I’m hearing a lot of claims about best practices recently and I’m wondering what people really mean by the term. All too often people tell me that they comply with “all best practices” followed by a list of things they do that are clearly not best practices.
Some of those folks are clients or sales prospects but some of them are actually industry colleagues that have customers sending spam. In either case, I’ve been thinking a lot about best practices and what we all mean when we talk about best practices. In conversing with various people it’s clear that the term doesn’t mean what the speakers think it means.
For me, best practice means sending mail in a way that create happy and engaged recipients. There are a lot of details wrapped up in there, but all implementation choices stem from the answer to the question “what will make our customers happy.” But a lot of marketers, email and otherwise, don’t focus on what makes their recipients or targets happy.
In fact, for many people I talk to when they say “best practice” what they really mean is “send as much mail as recipients will tolerate.” This isn’t that surprising, the advertising and marketing industries survive by pushing things as far as the target will tolerate (emphasis added).

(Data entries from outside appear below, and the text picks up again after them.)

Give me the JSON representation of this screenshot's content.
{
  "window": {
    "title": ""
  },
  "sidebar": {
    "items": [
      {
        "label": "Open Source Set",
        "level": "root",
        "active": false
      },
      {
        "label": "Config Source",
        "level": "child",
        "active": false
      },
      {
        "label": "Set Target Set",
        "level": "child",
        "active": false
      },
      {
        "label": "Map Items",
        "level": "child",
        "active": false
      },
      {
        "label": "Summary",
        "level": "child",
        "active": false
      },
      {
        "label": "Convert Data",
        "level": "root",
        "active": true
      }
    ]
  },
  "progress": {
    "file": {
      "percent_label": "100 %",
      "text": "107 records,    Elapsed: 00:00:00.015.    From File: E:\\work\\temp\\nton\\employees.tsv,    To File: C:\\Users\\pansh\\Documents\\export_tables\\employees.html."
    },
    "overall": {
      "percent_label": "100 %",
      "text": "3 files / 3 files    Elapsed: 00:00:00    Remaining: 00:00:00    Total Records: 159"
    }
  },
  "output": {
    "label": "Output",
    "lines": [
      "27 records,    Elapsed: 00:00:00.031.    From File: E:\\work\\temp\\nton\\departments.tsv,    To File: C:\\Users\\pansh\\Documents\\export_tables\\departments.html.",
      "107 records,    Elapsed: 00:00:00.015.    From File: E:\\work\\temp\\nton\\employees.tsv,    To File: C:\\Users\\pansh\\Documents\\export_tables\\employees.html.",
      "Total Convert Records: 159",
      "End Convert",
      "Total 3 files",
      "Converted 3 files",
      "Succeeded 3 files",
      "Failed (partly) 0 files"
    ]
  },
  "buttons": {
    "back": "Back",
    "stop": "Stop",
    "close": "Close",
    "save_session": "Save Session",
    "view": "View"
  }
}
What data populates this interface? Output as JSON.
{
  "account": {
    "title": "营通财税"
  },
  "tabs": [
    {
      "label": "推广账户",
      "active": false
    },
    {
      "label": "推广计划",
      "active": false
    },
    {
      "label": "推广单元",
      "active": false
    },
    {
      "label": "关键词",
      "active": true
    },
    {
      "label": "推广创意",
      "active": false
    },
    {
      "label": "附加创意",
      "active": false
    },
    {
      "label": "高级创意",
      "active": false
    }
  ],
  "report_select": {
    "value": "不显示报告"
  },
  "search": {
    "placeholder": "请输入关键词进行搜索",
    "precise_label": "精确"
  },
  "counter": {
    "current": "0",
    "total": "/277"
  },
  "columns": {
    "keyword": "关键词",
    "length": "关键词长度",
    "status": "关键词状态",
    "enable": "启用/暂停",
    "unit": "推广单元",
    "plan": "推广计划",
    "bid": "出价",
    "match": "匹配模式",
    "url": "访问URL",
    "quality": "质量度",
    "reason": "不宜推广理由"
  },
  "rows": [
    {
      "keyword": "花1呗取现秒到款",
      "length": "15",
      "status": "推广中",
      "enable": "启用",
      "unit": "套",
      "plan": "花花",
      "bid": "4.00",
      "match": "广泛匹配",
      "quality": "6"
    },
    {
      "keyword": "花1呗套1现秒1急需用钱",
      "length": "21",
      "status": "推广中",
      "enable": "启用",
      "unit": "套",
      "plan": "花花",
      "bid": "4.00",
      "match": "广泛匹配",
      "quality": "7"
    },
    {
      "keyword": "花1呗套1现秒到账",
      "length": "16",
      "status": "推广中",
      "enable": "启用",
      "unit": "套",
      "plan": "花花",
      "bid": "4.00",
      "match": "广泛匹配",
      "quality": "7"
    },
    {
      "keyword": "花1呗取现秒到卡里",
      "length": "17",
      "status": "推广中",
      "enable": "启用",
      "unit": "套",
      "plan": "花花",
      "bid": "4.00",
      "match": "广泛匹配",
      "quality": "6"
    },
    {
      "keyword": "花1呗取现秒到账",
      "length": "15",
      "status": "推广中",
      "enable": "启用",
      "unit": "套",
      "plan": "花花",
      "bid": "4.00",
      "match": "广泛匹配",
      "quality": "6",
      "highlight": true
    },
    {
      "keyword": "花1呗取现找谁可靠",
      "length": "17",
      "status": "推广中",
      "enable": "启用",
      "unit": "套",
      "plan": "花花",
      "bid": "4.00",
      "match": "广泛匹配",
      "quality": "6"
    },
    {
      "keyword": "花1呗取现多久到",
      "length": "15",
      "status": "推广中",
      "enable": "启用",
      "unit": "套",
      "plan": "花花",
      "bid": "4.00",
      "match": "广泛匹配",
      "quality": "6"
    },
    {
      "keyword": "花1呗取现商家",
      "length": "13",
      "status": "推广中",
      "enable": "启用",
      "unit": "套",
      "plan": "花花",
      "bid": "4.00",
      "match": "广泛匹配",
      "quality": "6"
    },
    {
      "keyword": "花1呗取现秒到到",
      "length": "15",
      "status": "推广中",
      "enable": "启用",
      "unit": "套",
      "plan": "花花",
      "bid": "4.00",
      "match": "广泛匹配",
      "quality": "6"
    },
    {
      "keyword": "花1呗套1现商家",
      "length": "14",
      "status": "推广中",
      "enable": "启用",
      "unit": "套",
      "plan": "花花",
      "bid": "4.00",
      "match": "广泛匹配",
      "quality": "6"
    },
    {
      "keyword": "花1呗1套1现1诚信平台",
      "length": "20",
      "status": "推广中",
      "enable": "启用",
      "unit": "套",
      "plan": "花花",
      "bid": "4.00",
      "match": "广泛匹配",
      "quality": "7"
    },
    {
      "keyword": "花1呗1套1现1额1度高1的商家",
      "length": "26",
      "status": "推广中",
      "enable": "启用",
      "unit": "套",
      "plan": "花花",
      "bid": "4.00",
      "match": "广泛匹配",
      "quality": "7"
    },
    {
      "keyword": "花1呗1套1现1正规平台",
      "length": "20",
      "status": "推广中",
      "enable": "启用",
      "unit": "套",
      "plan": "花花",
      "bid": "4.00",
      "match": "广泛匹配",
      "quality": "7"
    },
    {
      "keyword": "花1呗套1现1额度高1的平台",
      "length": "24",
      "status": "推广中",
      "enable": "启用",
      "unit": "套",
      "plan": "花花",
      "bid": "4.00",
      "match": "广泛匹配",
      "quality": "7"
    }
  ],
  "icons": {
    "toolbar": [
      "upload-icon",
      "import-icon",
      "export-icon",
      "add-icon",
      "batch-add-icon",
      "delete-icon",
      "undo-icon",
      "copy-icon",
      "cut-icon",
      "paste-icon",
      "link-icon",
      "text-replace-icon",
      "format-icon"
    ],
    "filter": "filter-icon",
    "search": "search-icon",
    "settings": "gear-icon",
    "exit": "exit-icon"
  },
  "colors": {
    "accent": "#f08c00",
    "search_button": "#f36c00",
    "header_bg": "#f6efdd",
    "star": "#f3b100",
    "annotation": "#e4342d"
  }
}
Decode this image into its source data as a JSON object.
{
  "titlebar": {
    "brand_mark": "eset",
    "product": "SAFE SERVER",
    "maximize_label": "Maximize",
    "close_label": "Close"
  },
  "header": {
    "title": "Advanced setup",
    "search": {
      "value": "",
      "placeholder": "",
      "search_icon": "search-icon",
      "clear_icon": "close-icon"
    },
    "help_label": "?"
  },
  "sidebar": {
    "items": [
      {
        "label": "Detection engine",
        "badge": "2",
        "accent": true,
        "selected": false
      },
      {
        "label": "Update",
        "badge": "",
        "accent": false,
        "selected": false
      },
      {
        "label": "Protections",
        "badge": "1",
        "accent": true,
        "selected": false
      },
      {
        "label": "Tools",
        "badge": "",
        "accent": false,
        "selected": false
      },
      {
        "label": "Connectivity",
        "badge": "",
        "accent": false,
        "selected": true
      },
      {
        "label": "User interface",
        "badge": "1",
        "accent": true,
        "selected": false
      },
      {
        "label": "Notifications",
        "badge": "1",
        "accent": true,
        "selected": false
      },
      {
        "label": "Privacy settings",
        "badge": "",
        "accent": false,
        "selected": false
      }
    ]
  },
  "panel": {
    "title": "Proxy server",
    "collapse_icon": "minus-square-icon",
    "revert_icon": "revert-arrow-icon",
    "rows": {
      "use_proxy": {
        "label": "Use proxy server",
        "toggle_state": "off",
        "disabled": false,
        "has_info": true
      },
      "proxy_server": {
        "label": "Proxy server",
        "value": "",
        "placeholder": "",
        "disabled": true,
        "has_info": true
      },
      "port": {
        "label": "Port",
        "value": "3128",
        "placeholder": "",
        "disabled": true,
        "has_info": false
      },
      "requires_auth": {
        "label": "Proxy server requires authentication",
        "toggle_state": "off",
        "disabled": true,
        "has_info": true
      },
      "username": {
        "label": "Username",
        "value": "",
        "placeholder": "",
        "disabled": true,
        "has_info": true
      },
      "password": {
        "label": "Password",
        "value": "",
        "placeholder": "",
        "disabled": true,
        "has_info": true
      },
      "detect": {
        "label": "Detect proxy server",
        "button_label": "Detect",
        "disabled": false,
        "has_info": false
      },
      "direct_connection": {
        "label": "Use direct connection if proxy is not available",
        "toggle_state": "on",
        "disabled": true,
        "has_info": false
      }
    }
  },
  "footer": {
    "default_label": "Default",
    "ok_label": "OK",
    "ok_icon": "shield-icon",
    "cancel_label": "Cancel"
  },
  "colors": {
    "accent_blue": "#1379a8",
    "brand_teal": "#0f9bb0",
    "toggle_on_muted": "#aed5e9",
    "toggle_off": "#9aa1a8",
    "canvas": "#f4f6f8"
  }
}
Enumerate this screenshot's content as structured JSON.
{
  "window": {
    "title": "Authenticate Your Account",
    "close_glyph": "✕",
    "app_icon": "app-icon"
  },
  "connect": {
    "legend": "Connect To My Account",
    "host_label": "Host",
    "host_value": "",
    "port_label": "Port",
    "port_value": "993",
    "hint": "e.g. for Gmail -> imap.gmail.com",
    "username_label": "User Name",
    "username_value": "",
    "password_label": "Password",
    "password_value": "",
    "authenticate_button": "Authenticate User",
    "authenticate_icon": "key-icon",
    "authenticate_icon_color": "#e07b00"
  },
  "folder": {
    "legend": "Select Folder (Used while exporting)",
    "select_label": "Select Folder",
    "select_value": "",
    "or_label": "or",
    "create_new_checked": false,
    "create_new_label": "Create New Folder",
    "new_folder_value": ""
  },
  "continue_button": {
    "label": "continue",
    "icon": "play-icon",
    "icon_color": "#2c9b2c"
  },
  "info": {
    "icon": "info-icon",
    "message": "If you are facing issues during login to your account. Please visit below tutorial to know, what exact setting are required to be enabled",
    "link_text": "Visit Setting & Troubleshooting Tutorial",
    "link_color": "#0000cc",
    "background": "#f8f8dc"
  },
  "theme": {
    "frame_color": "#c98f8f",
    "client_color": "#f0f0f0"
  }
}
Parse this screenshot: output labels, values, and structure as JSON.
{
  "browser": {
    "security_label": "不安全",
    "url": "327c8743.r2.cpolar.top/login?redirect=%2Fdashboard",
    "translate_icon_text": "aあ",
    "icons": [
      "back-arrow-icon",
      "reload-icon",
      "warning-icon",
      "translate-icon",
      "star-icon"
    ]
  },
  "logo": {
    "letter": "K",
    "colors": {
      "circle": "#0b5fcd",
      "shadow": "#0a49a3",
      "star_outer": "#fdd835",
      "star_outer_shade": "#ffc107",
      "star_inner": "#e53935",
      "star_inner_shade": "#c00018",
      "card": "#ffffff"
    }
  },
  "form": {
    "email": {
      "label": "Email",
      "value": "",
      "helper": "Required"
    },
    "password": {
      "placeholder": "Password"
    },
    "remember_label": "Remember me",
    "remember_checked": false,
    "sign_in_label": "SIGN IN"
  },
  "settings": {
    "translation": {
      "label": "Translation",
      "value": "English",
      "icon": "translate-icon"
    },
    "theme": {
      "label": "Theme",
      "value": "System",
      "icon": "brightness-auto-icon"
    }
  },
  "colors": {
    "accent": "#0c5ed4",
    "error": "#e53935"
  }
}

Just as it did over-the-air, those purveyors of television advertising will push the limits of toleration in their quest for profit. There’s nothing wrong with that, but let’s understand that in so doing, we’re pushing people who can now push back.
The unwanted messages theme is the same with mass media in print. A paper with nothing but ads is called a sale paper or advertising supplement. There’s only so far you can stretch the display advertising model before people begin to complain, too. Why? Because there’s no demand for unwanted messages.
The ability of people to push back is magnified in the email space. Recipients can push back against unwanted messages directly as individuals by using the this-is-spam button in their mail clients. They can block certain senders, they can filter mail out of their inbox. But even more than that, if many recipients push back against a particular sender, the ISPs notice. Their individual pushbacks are noticed the ISP acts to block or filter mail for all their users.
Best practices aren’t just about authentication, or personalization or any of the specific actions people are thinking about when they mention best practices. The term best practices is really shorthand for “don’t send spam.” Unfortunately, there are a lot of companies that send spam and still proclaim they’re following all best practices.
Really. Spam isn’t a best practice.
Best practices are BEST — they aren’t the only possible practices, and they aren’t laws. But, don’t expect any sympathy if you aren’t following the best practices and then run into the exact problems that the best practices were developed to avoid.